CENDANT MORTGAGE CORPORATION
By: _______________________________
Name: _____________________________
Title: ____________________________
PNC BANK NATIONAL ASSOCIATION
By: _______________________________
Name: _____________________________
Title: ____________________________
EXHIBIT A
LOAN PURCHASE AND SALE AGREEMENT EXHIBIT
The following provisions are excerpted from the Loan Purchase and Sale
Agreement, dated as of December 15, 2000, between MLCC and Servicer:
Section 8. Representations and Warranties of MLCC as to Pledged Asset
Services. MLCC represents and warrants to Cendant that prior to its assignment
to the related investor, MLCC has a first priority perfected security interest
in each Securities Account, or, if necessary to perfect a first priority
security interest in each asset contained in such Securities Account, a first
priority perfected security interest in each such asset contained in such
Securities Account and following MLCC's assignment of the Pledge Agreements and
related security interest, the related investor has a first priority perfected
security interest in each Securities Account, or if necessary to perfect a first
priority security interest in each asset contained in such Securities Account, a
perfected first priority security interest in each such asset contained in such
Securities Account.
Section 11. Indemnification. (a) Each Party hereto (each an "Indemnitor")

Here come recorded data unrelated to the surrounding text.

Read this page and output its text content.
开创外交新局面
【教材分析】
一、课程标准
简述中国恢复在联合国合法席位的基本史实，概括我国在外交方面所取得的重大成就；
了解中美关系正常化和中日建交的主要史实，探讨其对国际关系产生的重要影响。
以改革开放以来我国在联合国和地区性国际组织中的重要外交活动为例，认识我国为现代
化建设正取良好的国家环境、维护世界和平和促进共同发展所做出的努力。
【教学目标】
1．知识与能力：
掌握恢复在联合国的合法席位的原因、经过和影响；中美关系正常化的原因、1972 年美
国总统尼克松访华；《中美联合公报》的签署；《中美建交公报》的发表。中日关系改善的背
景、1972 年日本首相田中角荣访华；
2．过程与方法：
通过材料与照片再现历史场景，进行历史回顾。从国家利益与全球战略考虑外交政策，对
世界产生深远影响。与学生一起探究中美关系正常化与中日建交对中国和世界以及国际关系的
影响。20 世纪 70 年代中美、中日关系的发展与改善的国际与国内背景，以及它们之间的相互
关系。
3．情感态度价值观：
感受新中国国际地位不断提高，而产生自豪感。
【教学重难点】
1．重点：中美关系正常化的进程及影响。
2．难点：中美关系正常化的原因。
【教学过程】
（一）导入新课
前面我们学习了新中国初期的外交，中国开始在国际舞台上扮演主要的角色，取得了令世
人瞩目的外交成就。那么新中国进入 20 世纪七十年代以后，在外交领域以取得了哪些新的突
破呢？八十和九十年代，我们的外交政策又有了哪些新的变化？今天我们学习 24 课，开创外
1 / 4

agrees to indemnify, defend and hold harmless the other Party and each of its
respective officers, directors, employees, agents, attorneys, members and
shareholders of each of the foregoing (collectively called the "Indemnitees")
from and against any and all Losses (as that term is defined in the Origination
Agreement) imposed on, incurred by or asserted against such Indemnitees, whether
brought under common law or in equity, or in contract, tort or otherwise, caused
by, arising from or connected with (i) the breach by the Indemnitor of any term,
condition, representation, obligation or warranty of such Indemnitor set forth
in this Agreement or (ii) the negligence or willful misconduct of the
Indemnitor.
(b) Before either party is entitled to indemnification as provided in this
Section 11, the Party claiming indemnification shall give notice to the
other Party of the claimed breach, and the other Party shall have sixty
(60) days to cure such breach, which period shall have expired before
either Party may enforce rights to indemnification hereunder. Cure of the
breach within such sixty (60) day period shall not relieve the breaching
Party from its obligations to indemnify the other Party for the Losses
suffered by the other Party on account of the breach by the breaching
Party.
(c) The indemnification provisions contained in this Section 11 shall survive
the termination of this Agreement.
EXHIBIT B (Servicing Provisions) 10. Notwithstanding anything to the
contrary in the Purchase Agreement, MLCC shall service and administer all
Additional Collateral, it being understood and agreed that only MLCC shall
service and administer the related securities accounts, lines of credit, Equity
Access Loans and guarantees with respect to Additional Collateral Agreements.